When it comes to jaw-dropping views, it doesn’t get much better than this: a striking mid-century house floating on the edge of the hillside, with floor-to-ceiling windows overlooking the San Fernando Valley.
And not just any house, but one of 17 unique homes designed by legendary architect Richard Neutra propped up over the side of the Beverly Glen Canyon.
The unique homes — that jut out above the steep slope of the valley below — are located on Oakfield Drive in Sherman Oaks, and are most commonly known as Neutra’s Platform Houses.
The 17 ‘stilt homes’ were built on massive platforms that cantilever out over the edge of a steep slope, looking down onto the valley below.
With their unique design, this famous strip of homes has been featured in countless movies and television programs over the years.
Offering a rich history of mid-century modern architecture in the 1960s, the gravity-defying homes feature sweeping views of the San Fernando Valley.
And one of these iconic seventeen stilt homes was listed for sale in 2022 asking $2.05 million (it later sold in March 2023 for $1,910,000, but more on that in a minute).
Continue reading about the meticulously restored property that sits on the hills of Sherman Oaks and appears to be floating off the edge of the cliff.
The history of Richard Neutra’s Platform Houses
Originally designed by Richard Neutra, one of the most prominent modernist architects, the Platform Homes of Sherman Oaks were completed between 1962 and 1966.
While they look like typical mid-century modern houses from the street side, the Platform Houses are all supported by tall, narrow metal posts and offer stunning views across Beverly Glen Canyon and beyond.
With flat roofs, stucco, and wood cladding, the stilt homes not only offer breathtaking views, but a slice of architecture history in Los Angeles.
The seventeen homes — also referred to as the Stone-Fisher Speculative Houses — were originally designed by legendary architect Richard Neutra for the Stone-Fisher development company.
But after disagreements between Neutra and the developer, the legendary Austrian-American architect withdrew from the project and the houses were completed by architect William S. Beckett.
All seventeen homes share similar plans: a one-story height with rectangular form, horizontal emphasis, long balconies stretching the full width of the house, and large windows to display the views.
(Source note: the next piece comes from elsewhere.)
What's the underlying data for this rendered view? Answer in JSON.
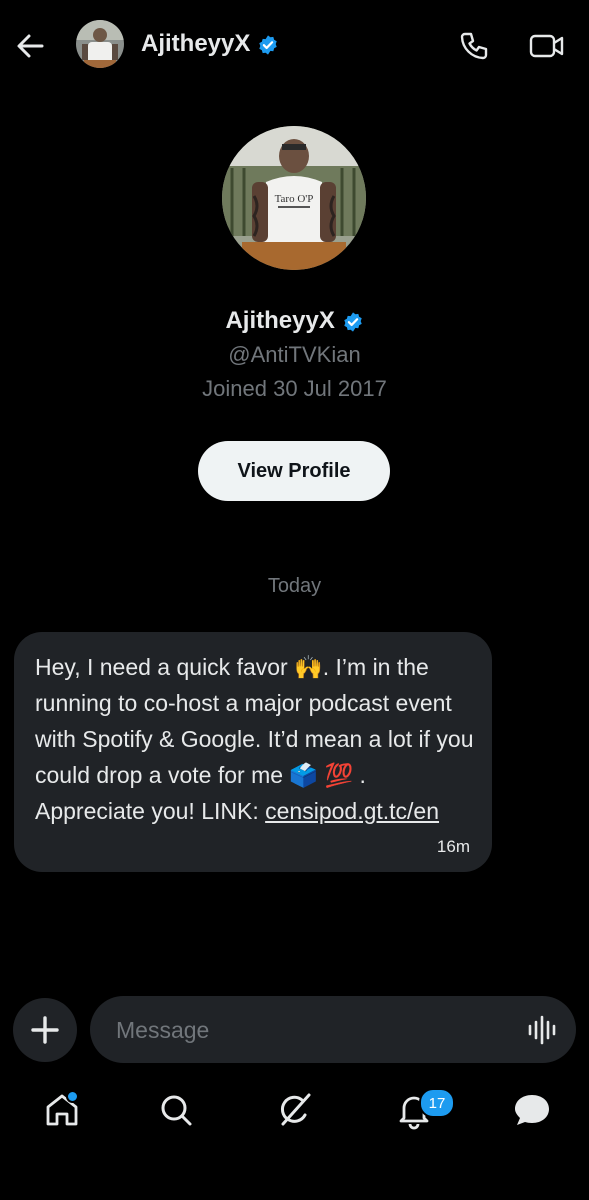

The Platform Home that was recently offered for sale
One of the seventeen original Platform Homes hit the market in 2022.
Listed at $2.05 million, the 2-bedroom, 2-bathroom home has the bones of the original Neutra design but features high-end modern finishes.
After being tastefully modernized by its previous owner, acclaimed architect Donald M. Goldstein, the Platform House at 3707 Oakfield Drive in Sherman Oaks offered buyers a unique taste of Los Angeles history.
Exuding world-renowned architecture lineage, the property features remarkable upgrades as dreamed up by Goldstein who has lived in the unique home for two decades.
Hidden behind a custom cut and fit privacy wall, this unassuming gem includes custom wrought-iron doors and sweeping views of the San Fernando Valley through the colossal floor-to-ceiling windows.
Held up by structurally reinforced pillars, the unique estate creates the illusion of a floating vessel in the sky, from both inside the home and from the perspective of the street below.
Spanning 1,800 square feet, the posh property is complete with a chef’s kitchen, dining room for 10+, open living room, office/ flex space, and an outdoor sitting area perfect for an afternoon glass of wine or morning coffee.
Some of the home’s notable renovations include pyramid skylights, raised ceiling and roof lines, 300+ bottle wine cellar, Roman soaking tub, and solar panels.
Not to mention, the infamous black metal exterior is coated with a 24-gauge Kynar finish.
Listed with Michelle Schwartz of The Agency, the unique architectural home ended up selling for $1,910,000 in March 2023. The buyer’s identity was never disclosed, but we hope they’re an architecture lover with a deep appreciation for Richard Neutra’s work — and hopefully, no fear of heights.